Kerry A. Rogers, MD, discusses the next steps with the triplet combination of obinutuzumab, ibrutinib, and venetoclax in chronic lymphocytic leukemia.
Kerry A. Rogers, MD, hematologist/oncologist, assistant professor, Department of Hematology, The Ohio State University Comprehensive Cancer Center–James, discusses the next steps with the triplet combination of obinutuzumab (Gazyva), ibrutinib (Imbruvica), and venetoclax (Venclexta) in chronic lymphocytic leukemia (CLL).

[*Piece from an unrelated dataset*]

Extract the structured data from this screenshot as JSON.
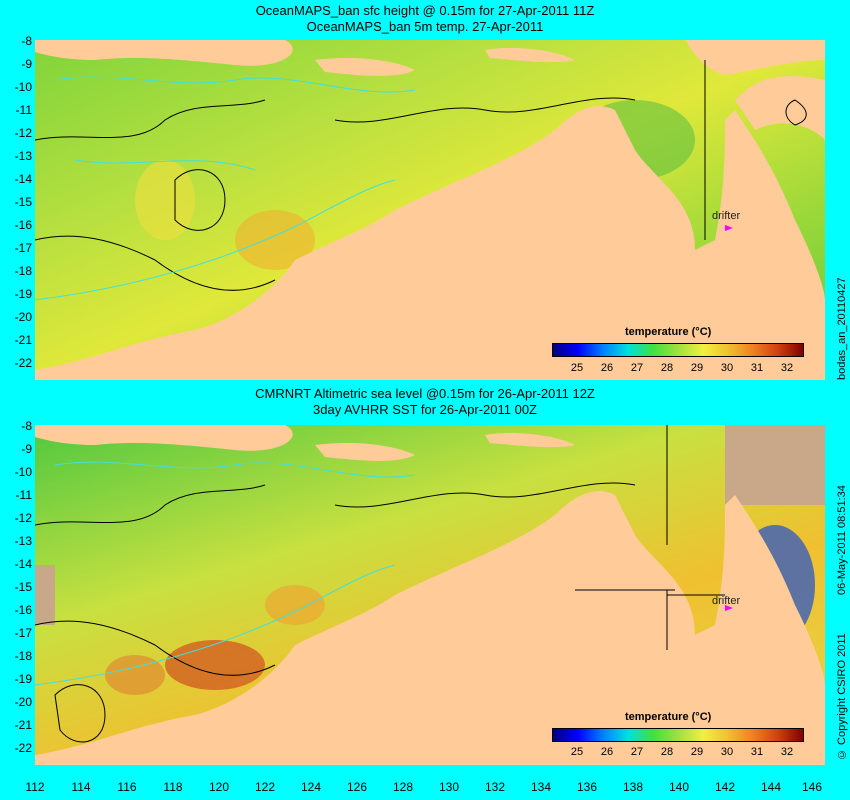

During the 2020 ASH Annual Meeting and Exposition, findings from the 3-year analysis of a phase 1/2 study (NCT02427451) evaluating the fixed-duration triplet demonstrated high rates of overall response and undetectable minimal residual disease in patients with CLL.
Currently, the dose-expansion portion of the study is evaluating the triplet in patients who did not achieve a complete response after 1 year of ibrutinib or who have molecular resistance, defined as the presence of mutations known to confer clinical resistance, says Rogers. Data from the study will provide additional insight into the safety profile of the regimen, as well as demonstrate preliminary efficacy data in the expansion cohorts, Rogers adds.
The triplet regimen could offer patients with CLL a tolerable and effective fixed-duration regimen that could eliminate leukemia and limit the need for indefinite treatment with BTK inhibitors, such as ibrutinib, Rogers says. In turn, patients could have decreased clinical and financial toxicity with the fixed-duration regimen, Rogers explains.
Additionally, the combination may have utility in other CLL populations, as well as other B-cell malignancies, says Rogers. The triplet is also being evaluated vs ibrutinib/obinutuzumab in an ongoing phase 3 study (NCT03701282) for previously untreated younger patients with CLL.